Marilyn teve muitos homens, entre eles: Joe DiMagio, jogador de basebol e Arthur Miller, dramaturgo, com quem se casou. Teve casos com Elia Kazan, Frank Sinatra, Ives Montand e , finalmente, com os irmãos John e Bobby Kennedy.

O livro aborda superficialmente esses relacionamentos. O autor explora a relação de dependência total entre a paciente e o psicanlista Ralph Greenson, revelando o caos emocional da mulher por trás da imagem e levantando a hipótese de que o Dr. Greenson dependia da mesma forma de Marilyn.

O livro atrai, pois as estrelas são fascinantes e tentamos descobrir o que existe além do brilho. É então que a psicanálise atua adentrando a alma da mulher que lutou para fugir do estereótipo que Hollywood criara para ela: sexi e boba.

Marilyn Monroe não era superficial. Embora amasse sua imagem, a estrela lia bons autores, preocupava-se em aprender e se aprofundava em seus fantasmas, tentando livrar-se deles. Foi analisada inclusive por Ana Freud.

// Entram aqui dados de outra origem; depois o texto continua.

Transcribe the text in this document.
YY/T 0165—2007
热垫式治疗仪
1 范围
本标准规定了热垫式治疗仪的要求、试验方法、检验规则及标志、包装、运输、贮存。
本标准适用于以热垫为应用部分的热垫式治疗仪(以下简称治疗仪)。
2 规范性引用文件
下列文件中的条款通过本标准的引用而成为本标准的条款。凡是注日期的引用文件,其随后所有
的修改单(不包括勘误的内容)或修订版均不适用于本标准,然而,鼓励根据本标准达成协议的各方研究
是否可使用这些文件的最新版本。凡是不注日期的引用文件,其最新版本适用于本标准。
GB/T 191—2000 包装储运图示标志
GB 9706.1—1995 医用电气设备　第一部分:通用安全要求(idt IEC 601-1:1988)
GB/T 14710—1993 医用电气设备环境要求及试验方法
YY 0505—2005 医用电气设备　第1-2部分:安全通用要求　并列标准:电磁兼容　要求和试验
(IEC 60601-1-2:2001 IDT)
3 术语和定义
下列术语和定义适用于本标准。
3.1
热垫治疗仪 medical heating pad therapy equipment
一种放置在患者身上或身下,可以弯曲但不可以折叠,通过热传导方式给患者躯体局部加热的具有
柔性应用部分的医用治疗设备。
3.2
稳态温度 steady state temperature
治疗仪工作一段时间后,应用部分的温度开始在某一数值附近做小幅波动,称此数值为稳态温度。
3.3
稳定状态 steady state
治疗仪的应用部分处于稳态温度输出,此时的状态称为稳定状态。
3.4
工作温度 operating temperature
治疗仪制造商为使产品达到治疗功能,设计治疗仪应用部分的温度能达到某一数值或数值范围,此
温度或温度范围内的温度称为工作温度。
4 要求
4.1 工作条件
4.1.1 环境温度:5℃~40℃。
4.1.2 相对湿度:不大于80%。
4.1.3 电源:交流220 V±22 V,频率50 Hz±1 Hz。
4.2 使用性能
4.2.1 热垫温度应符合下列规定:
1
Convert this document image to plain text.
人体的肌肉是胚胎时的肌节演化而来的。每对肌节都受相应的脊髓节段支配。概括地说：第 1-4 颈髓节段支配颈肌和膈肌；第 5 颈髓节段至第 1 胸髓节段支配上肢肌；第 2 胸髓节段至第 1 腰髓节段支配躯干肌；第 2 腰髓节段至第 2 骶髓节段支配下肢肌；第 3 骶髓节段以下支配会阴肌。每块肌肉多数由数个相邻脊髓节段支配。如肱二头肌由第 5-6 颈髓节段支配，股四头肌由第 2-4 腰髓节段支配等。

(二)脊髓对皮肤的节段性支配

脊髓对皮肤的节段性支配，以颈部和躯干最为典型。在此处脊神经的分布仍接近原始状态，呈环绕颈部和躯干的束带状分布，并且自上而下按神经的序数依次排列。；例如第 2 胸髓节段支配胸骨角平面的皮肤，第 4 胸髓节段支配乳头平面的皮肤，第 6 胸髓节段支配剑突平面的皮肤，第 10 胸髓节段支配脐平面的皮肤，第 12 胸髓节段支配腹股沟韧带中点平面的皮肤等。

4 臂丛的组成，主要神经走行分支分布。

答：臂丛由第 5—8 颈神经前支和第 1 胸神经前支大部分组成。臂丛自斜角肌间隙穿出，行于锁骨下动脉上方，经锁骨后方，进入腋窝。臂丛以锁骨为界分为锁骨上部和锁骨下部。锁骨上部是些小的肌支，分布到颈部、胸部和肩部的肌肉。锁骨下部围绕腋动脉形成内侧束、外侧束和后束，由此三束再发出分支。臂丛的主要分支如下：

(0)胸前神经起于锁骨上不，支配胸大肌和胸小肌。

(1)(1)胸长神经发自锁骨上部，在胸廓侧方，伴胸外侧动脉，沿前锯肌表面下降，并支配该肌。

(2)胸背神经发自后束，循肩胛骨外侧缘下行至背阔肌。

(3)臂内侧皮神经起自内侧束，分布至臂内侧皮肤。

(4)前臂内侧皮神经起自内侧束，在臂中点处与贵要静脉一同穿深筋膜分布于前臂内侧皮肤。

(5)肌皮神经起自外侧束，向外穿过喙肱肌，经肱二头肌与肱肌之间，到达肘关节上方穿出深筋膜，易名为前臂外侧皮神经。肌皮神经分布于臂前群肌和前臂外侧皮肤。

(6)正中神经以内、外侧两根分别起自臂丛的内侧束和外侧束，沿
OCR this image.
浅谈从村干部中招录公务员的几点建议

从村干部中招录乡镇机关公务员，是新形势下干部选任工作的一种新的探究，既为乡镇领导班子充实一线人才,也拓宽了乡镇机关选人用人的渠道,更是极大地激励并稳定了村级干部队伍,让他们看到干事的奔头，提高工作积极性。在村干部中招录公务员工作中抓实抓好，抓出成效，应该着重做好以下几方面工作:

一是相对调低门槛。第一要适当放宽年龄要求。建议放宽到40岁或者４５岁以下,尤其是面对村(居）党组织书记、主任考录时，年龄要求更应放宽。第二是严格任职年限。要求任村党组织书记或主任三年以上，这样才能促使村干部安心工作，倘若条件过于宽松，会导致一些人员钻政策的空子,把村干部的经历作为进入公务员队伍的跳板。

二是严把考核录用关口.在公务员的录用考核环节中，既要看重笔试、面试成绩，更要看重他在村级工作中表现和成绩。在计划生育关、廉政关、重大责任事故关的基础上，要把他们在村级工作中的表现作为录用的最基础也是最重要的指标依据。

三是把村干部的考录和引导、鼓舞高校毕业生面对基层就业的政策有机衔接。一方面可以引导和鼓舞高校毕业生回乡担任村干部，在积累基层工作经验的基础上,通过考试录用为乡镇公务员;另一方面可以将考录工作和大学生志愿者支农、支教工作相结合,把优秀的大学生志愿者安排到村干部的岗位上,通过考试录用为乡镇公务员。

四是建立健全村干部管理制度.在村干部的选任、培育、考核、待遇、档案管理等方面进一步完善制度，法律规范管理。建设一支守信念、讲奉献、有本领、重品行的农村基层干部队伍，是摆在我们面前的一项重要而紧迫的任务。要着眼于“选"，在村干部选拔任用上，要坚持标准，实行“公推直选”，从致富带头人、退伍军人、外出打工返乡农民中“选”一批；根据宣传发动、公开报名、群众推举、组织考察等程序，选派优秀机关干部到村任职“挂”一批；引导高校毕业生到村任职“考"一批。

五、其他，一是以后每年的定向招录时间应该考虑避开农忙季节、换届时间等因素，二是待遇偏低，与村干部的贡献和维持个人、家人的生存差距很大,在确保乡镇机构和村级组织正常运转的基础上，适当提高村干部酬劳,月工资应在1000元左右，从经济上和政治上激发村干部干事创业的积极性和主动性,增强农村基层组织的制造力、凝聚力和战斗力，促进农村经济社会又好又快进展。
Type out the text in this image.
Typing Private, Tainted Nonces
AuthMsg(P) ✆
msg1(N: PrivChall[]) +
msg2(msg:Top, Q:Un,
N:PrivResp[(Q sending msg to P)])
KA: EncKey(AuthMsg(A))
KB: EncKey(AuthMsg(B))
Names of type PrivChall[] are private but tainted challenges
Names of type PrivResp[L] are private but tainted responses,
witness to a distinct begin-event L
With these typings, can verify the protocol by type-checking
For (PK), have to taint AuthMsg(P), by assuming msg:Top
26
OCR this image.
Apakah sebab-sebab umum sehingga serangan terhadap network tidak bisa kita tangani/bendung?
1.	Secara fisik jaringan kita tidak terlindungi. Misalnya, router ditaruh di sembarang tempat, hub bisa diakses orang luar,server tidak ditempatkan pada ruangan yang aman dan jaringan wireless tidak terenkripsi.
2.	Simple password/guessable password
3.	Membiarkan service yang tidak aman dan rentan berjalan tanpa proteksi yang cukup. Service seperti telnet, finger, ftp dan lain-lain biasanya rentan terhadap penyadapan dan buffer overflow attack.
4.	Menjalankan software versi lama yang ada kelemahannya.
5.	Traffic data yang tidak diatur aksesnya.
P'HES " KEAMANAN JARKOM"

Era, sim, uma menina em um corpo de mulher que amadurecia, que tinha medo e que era muito só. Entupia-se de barbitúricos, anfentaminas e outras drogas para se manter viva.

Greenson não conseguiu salvá-la da dor e do vazio que a perseguia, apesar de ter, por dois anos, tomado conta de todos os aspectos da vida da mocinha que se tornara atriz para sobreviver a si mesma.

O autor deixa claro, no entanto, que não havia relacionamento sexual entre eles.

A leitura, tem um lado pueril por revelar um pouco a intimidade de alguns mitos do cinema e da política dos anos sessenta, porém é mórbida. E não tinha como escapar disso pois a iniciamos sabendo como foi trágica e ainda incompreendido o fim da vida de Marilyn.

O mito superou a mulher, que em agosto de 1962, sucumbiu ao desespero não se sabe se por acidente ou se por intenção. Ainda hoje as fotos de Marilyn Monroe são disputadas em leilões e seu rosto é conhecido até pelos que nasceram muito depois de sua morte.

Depois do livro, precisarei rever Marilyn cômica e leve em O Pecado Mora ao Lado.



"Ela ficava em polvorosa enquanto a paz não fosse reestabelecida"

Do relatório do Dr. Greenson a Ana Freud.


Marilyn Últimas Sessões.
Autor: Michel Schneider
Editora Alfaguara
Páginas: 423
2006.

* O título é assim mesmo, sem pontuação.